New Fellows of the Royal Society elected

The Royal Society has elected 44 new Fellows, including several from the scientific and academic organisations that will form the Francis Crick Institute. 

Royal Society Fellows are at the cutting edge of science worldwide. Their achievements represent the vast contribution science makes to society. The 44 new Fellows join a  group of over 1,400 Fellows and Foreign Members of the Royal Society, all of whom rank among the international leaders in their field. 

This year's new Fellows include Dr Gitta Stockinger and Dr Jean-Paul Vincent from the MRC's National Institute for Medical Research (NIMR), Sir Stephen Bloom and Lord Ara Darzi from Imperial College London and Professor William Richardson from University College London. 

Sir Paul Nurse, President of the Royal Society, said: "Science helps us to better understand ourselves and the natural world around us and has a huge role to play in future economic prosperity and the health of our planet and its 7 billion people. In the coming decades we are going to find ourselves more and more dependent on the solutions. 

"Science can offer to grand challenges such as food shortages, climate change and tackling disease. These scientists who have been elected to the Fellowship of the Royal Society have already contributed much to the scientific endeavour following in the footsteps of pioneers such as Newton, Darwin and Einstein and it gives me great pleasure to welcome them into our ranks." 

Dr Gitta Stockinger, NIMR

Dr Stockinger obtained her PhD from the University of Mainz in Germany. She then carried out postdoctoral studies at the Clinical Research Centre in Harrow, London, before returning briefly to Germany to work at the German Cancer Research Center in Heidelberg. From 1985 to 1991 she was a scientific member of the Basel Institute for Immunology where she initiated her studies of T cell tolerance. 

Dr Stockinger moved to NIMR in 1991 and became head of the Division of Molecular Immunology in 2010. She was elected to the Academy of Medical Sciences in 2005 and to EMBO in 2008. 

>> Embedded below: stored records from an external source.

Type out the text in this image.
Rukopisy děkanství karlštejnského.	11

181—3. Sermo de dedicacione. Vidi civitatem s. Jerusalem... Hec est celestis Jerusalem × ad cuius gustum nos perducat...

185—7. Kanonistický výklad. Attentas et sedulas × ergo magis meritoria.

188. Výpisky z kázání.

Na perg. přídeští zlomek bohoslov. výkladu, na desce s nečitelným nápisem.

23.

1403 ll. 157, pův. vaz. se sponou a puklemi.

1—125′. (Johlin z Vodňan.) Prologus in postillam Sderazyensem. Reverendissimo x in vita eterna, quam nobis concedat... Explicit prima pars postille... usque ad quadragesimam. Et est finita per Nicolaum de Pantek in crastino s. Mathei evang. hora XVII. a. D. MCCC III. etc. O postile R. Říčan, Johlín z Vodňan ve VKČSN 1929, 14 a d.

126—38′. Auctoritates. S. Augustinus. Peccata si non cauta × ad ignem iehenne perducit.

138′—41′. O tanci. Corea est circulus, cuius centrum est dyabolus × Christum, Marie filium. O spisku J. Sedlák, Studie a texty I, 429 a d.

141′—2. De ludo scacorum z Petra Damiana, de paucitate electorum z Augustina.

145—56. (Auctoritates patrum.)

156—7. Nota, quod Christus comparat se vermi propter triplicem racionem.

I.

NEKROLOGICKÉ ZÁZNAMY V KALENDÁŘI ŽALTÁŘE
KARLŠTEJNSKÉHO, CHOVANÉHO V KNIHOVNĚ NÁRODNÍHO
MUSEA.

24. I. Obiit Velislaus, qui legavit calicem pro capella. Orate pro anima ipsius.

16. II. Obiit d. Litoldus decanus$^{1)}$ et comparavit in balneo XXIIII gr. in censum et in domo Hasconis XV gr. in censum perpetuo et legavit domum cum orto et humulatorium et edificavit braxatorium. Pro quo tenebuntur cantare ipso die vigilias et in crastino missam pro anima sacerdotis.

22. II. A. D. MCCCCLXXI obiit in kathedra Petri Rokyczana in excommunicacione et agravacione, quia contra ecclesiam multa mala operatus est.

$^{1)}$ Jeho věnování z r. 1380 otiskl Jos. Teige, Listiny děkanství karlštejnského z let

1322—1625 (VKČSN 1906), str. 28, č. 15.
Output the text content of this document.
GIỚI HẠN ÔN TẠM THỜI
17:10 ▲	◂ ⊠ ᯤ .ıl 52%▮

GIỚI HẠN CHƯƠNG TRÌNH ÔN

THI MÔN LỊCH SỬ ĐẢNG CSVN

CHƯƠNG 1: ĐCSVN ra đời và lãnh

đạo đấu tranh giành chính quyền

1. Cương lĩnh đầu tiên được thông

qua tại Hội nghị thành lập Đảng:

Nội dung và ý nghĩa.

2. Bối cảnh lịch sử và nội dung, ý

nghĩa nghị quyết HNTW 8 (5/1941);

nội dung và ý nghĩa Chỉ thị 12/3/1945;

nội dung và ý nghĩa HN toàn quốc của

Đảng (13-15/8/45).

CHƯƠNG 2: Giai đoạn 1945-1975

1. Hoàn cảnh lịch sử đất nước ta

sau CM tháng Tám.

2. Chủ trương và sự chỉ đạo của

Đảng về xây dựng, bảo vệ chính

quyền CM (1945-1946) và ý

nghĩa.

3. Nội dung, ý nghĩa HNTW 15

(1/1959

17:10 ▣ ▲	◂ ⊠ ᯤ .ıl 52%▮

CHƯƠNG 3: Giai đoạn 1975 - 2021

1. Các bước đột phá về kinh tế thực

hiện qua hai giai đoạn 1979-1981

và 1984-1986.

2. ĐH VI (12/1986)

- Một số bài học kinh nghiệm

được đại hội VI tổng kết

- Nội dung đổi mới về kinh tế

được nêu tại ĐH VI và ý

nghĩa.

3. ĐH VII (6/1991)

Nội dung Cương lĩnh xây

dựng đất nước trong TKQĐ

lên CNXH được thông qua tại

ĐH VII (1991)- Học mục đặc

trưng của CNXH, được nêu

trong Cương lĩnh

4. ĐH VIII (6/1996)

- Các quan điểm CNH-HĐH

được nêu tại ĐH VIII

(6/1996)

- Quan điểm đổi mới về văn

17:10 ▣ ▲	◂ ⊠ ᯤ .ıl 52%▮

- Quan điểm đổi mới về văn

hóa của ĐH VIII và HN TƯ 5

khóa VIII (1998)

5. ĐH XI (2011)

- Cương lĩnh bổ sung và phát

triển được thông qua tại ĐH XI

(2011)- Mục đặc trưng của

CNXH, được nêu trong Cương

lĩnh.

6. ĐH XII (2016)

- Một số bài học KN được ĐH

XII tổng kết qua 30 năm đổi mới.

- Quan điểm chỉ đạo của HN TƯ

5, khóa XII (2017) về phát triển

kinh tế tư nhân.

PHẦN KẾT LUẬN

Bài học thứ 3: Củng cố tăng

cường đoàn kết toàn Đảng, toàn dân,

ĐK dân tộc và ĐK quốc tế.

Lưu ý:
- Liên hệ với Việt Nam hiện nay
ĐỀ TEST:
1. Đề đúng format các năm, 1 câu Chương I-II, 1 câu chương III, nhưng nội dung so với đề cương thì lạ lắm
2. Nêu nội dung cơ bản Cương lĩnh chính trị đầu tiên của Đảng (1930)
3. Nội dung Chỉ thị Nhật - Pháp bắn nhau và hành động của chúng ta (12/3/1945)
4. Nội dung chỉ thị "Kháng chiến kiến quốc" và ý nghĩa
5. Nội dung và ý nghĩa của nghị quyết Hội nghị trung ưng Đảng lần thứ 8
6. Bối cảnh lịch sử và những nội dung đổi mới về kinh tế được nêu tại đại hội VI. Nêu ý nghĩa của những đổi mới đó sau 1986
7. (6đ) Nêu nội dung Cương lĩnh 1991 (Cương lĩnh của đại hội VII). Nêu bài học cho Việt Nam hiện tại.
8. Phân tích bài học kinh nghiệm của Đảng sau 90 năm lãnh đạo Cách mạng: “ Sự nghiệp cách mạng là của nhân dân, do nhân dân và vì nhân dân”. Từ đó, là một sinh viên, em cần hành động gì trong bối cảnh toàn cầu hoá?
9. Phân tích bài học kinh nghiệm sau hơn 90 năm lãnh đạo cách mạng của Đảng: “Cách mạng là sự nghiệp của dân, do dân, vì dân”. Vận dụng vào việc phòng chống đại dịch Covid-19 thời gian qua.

Dr Jean-Paul Vincent, NIMR

Dr Vincent obtained his first degree, in applied physics, from the University of Louvain in Belgium, before taking up a Fulbright fellowship for postgraduate studies in Biophysics at the University of California, Berkeley. He then moved to the University of California San Francisco for postdoctoral training. 

In 1993, Dr Vincent started his own research group at the MRC Laboratory of Molecular Biology in Cambridge where he further developed his interests in epithelial patterning. In 1997 he moved to NIMR, where he became joint head of the Division of Developmental Biology in 2012. He is a member of British Society for Developmental Biology, the British Society for Cell Biology and the British Genetics Society. He was elected to EMBO in 2006 and to the Academy of Medical Sciences in 2010.